Riak Cluster Backup

We have a five node Riak cluster(n_val is 3) running on Amazon EC2 spread across multiple availability zones. Since we don't have enterprise edition, we do not have the luxury of multi datacenter replication and a full sync to a different zone/region.

Our current backup strategy is this:

SSH to each node in the cluster, one node at a time
Stop riak services using riak stop (because we are using leveldb backend)
Issue a EBS snapshot for the data volume that has riak data
Start riak service using riak start
Move on to the other node and repeat above steps

I have tested this approach on a 3 node test cluster which doesn't have much of live activity and recovered from snapshots without an issue. I would like to understand from experts here whether this approach is valid for a production cluster with heavy activity. Will we run into any issues related to handoffs during shutting down node and starting node again? Is there something else I am unaware of at the moment, that might hamper chances of recovery when a disaster occurs?

Thanks in advance!

Solution

The backup documentation states that

Riak backups can be performed using OS features or filesystems that support snapshots, such as LVM or ZFS, or by using tools like rsync or tar

I've never used EBS snapshot, but I'm pretty sure that it can be considered as a "filesystem that supports snapshots"
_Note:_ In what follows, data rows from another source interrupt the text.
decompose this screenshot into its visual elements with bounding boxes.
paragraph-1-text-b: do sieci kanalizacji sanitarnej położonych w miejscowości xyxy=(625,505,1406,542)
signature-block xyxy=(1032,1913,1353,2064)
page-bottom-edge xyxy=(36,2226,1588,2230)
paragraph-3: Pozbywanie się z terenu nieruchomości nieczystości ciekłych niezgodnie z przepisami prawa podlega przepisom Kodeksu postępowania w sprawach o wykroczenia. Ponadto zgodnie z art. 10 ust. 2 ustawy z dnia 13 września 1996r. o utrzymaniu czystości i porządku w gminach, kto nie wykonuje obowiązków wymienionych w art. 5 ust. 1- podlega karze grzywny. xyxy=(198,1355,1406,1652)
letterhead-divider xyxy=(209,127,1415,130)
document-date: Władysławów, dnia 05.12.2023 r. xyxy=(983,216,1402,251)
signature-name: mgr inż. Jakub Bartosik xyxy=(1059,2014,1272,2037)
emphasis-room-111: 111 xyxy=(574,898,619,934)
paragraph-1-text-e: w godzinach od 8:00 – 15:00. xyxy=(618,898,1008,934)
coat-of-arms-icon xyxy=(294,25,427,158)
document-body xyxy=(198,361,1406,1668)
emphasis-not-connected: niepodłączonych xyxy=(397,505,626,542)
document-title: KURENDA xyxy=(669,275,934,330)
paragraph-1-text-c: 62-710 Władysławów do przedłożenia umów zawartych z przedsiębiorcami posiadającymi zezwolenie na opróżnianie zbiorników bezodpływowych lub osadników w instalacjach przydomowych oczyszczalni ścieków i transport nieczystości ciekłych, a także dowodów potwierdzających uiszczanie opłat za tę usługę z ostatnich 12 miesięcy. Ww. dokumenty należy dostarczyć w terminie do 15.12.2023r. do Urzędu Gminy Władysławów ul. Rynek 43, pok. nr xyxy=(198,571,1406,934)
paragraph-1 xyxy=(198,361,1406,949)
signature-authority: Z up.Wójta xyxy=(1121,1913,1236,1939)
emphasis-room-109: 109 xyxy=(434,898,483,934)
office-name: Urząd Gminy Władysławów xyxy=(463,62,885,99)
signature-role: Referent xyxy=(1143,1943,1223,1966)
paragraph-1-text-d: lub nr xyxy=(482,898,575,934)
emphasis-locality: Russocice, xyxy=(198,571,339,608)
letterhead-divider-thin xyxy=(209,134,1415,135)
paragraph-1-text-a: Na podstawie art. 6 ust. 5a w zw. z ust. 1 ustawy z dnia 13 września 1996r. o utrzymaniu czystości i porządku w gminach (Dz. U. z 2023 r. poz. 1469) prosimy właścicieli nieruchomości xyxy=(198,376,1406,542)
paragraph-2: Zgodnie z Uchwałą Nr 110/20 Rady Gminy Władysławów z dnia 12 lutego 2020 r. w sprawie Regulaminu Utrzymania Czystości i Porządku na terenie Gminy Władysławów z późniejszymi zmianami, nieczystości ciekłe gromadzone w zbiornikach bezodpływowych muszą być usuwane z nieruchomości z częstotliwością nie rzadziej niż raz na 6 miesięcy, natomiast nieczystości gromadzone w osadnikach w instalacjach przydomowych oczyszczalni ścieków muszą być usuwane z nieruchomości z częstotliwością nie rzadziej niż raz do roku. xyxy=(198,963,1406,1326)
So, as long as you shut each the node before backing it up, you should be good.

About handoffs: I'd recommend that after you backed up node A, before backing up the next node B, you wait for all handoffs created (because A was down) to have been transferred to A.

Be careful to not consider the backup of all individual nodes the same as "backup of the entire cluster". Each nodes will be backed up individually. If your cluster is under heavy write load, and you wait for handoffs to be transferred between backups, then you can't consider that your nodes backup were done at the same time.

It's not a big deal: when you restore a node from a backup, you can trigger read-repairs, or wait for AAE to fix the data for you. You might want to configure AAE to be more aggressive when you've restored nodes from backup.